A CLASSIC car that is its owner’s “pride and joy” suffered extensive damage from a garage fire in Christchurch.
Jonathan Rayner’s Triumph TR6 was in the middle of the blaze yesterday morning, which is believed to have been caused by a dehumidifier that he bought to protect the 1972 vehicle.
Mr Rayner, 42, woke up at around 7am to a knocking that he thought was his three-year-old son on the bedroom door.
When the financial services consultant left the bedroom at his home in Hynesbury Road, Friars Cliff, and looked out of a first-floor window he saw the flames ripping through the detached garage.
He told the Daily Echo: “I looked down and all I could see was flames coming out of the far end of the garage roof. There was a hole about five or six feet wide. My neighbour was knocking on the front door. I screamed to my wife ‘call the fire brigade’. We got the kids out and moved my wife’s car out of the way.
“I then thought my car is in there, my little pride and joy, and I would try to see if I could get it out.
“There is a side door. I opened that after I had turned the electrics off and it was just smoke everywhere.
“There was no way I was going in there.
“I wasn’t going to get the car out although that would have been great, it was more I was worried the fire could lead to an explosion and set fire to everything else.
“The fire service came, they had hoses out and guys on the roof. There was a garage door on so it was sealed. It wasn’t going too quickly but it gathered hold.
“They ripped the garage door and sprayed water in from there.”
Mr Rayner, who has lived at the property for four years wife his wife Mel and two young children, bought the car as a “present to myself” a couple of years ago.
“It has been stored in there away from the rain,” said Mr Rayner. “Because it is so damp and these cars are notorious for rusting, I bought a dehumidifier to stop the whole garage getting wet and it looks like that is what has caught fire.
“It is a bit ironic. The thing I bought to look after the car has caused the damage. I have looked after it a lot. The damage doesn’t look great but the great thing about these cars is you can still get all new parts so it might be possible to rebuild it.
“It was in really good nick. The car, the garden and being near the seafront had been a great escape this year in terms of lockdown with when it eased off in the summer.”
A fire service spokeswoman said the blaze started accidentally, due to an electrical fault with an appliance within the garage. Crews from Christchurch dealt with the incident.
Mr Rayner added: “I am just gutted because when you have a car like that you don’t own the car, you are like its guardian and the worst thing for any car is to catch fire as it just melts everything.
“The only thing that is making me feel better is I can see it, it is not absolutely torched and you can rebuild them.
“It was already rebuilt in the 1990s after being brought over from America, but I don’t know whether I will have the capability to do it.”

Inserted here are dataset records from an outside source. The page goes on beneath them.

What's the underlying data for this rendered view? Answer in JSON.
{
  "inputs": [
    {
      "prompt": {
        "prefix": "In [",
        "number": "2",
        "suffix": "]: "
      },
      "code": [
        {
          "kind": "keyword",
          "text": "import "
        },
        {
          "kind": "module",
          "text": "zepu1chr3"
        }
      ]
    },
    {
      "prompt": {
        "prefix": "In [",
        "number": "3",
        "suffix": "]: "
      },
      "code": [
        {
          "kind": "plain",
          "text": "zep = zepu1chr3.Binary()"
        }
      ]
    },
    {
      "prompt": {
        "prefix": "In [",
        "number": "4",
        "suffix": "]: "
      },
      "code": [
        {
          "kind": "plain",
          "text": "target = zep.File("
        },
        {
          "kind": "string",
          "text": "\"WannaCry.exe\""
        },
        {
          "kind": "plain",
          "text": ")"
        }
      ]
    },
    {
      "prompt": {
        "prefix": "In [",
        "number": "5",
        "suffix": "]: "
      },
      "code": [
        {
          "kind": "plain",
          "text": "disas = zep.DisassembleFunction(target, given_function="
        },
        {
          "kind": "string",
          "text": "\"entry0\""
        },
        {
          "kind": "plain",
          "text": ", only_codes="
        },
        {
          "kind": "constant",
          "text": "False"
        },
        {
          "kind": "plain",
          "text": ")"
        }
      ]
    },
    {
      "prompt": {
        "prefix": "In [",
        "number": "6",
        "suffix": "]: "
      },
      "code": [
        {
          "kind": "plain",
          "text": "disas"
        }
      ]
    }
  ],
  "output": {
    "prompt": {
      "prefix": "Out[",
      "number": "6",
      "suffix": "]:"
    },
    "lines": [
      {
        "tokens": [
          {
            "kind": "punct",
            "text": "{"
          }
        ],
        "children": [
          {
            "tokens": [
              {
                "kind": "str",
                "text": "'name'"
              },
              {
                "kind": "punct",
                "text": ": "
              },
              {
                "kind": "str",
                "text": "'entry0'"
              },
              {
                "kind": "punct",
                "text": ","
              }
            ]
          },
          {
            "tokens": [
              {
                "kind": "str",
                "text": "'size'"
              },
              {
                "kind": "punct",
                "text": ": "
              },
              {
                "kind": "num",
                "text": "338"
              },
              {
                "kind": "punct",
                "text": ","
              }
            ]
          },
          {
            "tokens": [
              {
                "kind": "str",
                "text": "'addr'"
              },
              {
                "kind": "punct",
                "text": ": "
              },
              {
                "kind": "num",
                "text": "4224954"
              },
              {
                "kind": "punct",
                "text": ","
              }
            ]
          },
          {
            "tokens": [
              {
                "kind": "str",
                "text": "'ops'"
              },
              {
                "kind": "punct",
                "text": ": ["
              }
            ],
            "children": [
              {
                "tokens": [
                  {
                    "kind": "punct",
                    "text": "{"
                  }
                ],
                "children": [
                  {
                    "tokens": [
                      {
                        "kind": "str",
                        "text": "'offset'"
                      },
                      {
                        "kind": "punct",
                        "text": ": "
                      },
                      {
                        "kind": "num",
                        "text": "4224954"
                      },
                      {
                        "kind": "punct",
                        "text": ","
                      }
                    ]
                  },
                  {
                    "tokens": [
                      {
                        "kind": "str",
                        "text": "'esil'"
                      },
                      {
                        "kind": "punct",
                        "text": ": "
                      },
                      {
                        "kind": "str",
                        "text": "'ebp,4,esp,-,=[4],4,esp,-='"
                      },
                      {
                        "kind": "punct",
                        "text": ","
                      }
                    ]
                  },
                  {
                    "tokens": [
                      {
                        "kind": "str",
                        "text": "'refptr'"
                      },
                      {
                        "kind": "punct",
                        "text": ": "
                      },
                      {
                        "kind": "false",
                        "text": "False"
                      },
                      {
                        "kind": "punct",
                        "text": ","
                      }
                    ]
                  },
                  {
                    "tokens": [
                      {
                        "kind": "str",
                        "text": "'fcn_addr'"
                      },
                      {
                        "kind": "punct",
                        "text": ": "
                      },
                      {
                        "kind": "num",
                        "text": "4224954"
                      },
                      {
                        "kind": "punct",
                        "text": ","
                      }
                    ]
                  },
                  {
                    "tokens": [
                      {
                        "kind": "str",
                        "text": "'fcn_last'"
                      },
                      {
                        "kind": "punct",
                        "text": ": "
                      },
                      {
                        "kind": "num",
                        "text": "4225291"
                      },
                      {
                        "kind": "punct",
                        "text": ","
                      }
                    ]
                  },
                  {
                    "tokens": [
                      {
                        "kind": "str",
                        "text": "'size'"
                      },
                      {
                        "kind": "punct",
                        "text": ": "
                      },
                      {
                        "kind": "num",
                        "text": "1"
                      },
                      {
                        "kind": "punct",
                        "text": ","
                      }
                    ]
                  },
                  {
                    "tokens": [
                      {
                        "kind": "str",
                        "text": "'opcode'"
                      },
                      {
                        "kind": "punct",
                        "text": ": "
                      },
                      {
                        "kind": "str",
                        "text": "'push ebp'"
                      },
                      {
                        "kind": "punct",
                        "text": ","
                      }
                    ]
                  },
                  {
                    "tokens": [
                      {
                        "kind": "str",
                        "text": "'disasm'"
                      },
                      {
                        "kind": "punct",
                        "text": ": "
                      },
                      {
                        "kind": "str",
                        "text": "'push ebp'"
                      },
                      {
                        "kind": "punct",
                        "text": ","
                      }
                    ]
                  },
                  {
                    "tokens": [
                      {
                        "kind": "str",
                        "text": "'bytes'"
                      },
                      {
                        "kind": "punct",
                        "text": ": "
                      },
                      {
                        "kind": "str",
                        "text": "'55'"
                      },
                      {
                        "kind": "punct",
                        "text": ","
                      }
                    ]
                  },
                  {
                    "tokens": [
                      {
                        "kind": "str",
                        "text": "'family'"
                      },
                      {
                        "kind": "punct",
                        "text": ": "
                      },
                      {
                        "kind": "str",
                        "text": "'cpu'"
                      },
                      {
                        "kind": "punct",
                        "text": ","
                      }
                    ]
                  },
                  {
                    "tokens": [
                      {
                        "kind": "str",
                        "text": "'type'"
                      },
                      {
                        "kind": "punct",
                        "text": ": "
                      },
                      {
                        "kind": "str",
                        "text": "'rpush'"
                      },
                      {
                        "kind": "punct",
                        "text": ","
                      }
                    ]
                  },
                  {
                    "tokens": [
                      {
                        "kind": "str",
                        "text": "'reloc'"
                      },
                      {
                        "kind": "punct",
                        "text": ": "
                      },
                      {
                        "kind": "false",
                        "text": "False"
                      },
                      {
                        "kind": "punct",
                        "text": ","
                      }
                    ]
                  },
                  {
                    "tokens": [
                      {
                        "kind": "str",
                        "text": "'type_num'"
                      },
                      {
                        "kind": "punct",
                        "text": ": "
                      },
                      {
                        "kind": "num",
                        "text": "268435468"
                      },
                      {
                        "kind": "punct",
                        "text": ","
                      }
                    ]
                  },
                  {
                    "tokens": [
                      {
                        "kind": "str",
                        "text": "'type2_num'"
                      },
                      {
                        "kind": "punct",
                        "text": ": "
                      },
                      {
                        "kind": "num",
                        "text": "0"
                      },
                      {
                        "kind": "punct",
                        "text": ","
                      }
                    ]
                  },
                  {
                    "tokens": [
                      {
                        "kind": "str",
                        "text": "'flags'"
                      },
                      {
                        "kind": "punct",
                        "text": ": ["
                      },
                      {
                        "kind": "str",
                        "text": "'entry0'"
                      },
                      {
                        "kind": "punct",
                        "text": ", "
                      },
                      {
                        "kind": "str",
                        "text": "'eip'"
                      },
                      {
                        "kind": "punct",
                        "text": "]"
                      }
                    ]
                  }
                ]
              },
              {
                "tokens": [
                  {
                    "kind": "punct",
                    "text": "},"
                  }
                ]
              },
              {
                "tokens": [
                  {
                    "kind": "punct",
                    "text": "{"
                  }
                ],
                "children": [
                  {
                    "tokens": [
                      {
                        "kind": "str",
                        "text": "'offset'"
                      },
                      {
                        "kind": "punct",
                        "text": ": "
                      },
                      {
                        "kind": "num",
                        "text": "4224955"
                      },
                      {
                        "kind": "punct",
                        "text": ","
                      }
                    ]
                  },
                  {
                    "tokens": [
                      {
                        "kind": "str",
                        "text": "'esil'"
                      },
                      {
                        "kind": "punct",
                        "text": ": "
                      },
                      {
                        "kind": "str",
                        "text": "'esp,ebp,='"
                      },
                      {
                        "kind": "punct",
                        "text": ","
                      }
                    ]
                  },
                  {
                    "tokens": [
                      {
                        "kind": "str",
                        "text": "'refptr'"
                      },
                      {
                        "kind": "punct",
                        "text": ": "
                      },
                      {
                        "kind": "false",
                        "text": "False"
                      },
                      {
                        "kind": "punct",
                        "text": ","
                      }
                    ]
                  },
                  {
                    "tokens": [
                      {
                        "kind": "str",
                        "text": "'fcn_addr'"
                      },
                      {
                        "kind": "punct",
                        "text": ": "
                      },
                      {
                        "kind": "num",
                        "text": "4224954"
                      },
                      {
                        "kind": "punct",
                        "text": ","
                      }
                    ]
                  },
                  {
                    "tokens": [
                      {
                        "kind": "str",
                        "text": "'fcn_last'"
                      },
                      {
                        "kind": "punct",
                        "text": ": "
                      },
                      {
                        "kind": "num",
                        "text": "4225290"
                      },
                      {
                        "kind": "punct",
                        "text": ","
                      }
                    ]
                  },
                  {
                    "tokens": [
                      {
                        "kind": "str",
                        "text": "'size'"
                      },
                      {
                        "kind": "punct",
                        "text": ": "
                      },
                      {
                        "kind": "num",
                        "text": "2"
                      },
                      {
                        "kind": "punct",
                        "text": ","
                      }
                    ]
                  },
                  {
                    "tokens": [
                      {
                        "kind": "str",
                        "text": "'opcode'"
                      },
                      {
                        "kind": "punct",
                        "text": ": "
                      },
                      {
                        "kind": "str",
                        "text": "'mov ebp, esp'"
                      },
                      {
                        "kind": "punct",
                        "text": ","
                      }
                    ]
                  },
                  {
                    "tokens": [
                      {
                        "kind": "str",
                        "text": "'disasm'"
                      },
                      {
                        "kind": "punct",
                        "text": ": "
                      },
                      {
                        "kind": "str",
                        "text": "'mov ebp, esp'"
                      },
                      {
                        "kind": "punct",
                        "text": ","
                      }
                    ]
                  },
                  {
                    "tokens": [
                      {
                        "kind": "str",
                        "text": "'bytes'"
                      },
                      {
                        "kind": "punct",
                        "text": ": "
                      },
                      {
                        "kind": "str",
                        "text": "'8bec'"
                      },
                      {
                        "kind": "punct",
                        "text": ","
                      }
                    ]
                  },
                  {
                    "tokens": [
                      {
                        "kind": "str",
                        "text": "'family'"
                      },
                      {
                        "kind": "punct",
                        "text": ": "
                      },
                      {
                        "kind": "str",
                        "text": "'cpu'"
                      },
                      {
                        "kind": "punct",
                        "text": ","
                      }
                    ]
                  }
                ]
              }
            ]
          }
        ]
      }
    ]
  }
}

Residents in the house next door also had to be evacuated while the fire was brought under control.
Mr Rayner was thankful to the fire service and neighbours who stepped in to help.
“I am kind of an optimist and whatever happens, happens,” he said. “It is a car, it is not a person. Massive thanks to the fire service. They were really good and our neighbours have been fabulous.”
Since the incident the family’s cat Percy has gone missing.
“We are not sure where our cat Percy is,” said Mr Rayner. “We took him out of the house but he is really skittish so he has gone somewhere.
“We love him dearly and I am sure he will come back at some point.”